Galapagos birds (photo: Vision Forum Ministries)

Phillips said there is a “war of the worldviews” between Darwinists and creationists. But, he confidently asserted, “Darwin got it wrong.”

“The Mysterious Islands” explores scientific errors, problems and prejudices that Darwin brought along with him on his journey. It also discusses the implications of Darwinism.

“That’s where things really get hot,” he said. “That’s where they get controversial.”

Phillips said Darwin’s disciples applied his line of thinking to social theory.

“It’s because of Darwinism that we have eugenics, the belief that we should manipulate the gene pool to get a higher form of human being,” he said. “This was adopted by Margaret Sanger, founder of Planned Parenthood and the leading eugenicist thinker of her time period.
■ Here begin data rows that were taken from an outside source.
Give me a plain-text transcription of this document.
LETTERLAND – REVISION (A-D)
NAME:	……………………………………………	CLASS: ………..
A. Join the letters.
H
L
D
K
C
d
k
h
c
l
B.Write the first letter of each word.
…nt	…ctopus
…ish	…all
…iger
It was adopted by Adolf Hitler, Pol Pot, Josef Stalin and others.”

He explained that many of these people believed it was wrong to help handicapped and sick people and that the world should let them die because they are inhibiting the evolutionary progress of the species.

“This view was maintained by many people, and it was a hateful view,” Phillips said. “The modern world has been largely shaped by the application of Darwin’s basic premises to social theory.”


Crew heads to Galapagos Islands to film “The Mysterious Islands” (photo: VIsion Forum Ministries)

The documentary follows Phillips, his son, 16-year-old Joshua Phillips, and a team of scientists and investigators as they reveal “where Darwin went wrong.”

“Today people look to the Galapagos, and evolutionists and Darwinists see it in the same way that Christians look to Jerusalem and Muslims look to Mecca,” Phillips said. “They really embrace the evolutionary faith. In our film, we insist that evolution is, in fact, a faith. It’s a worldview based on unprovable assumptions that are accepted by faith.”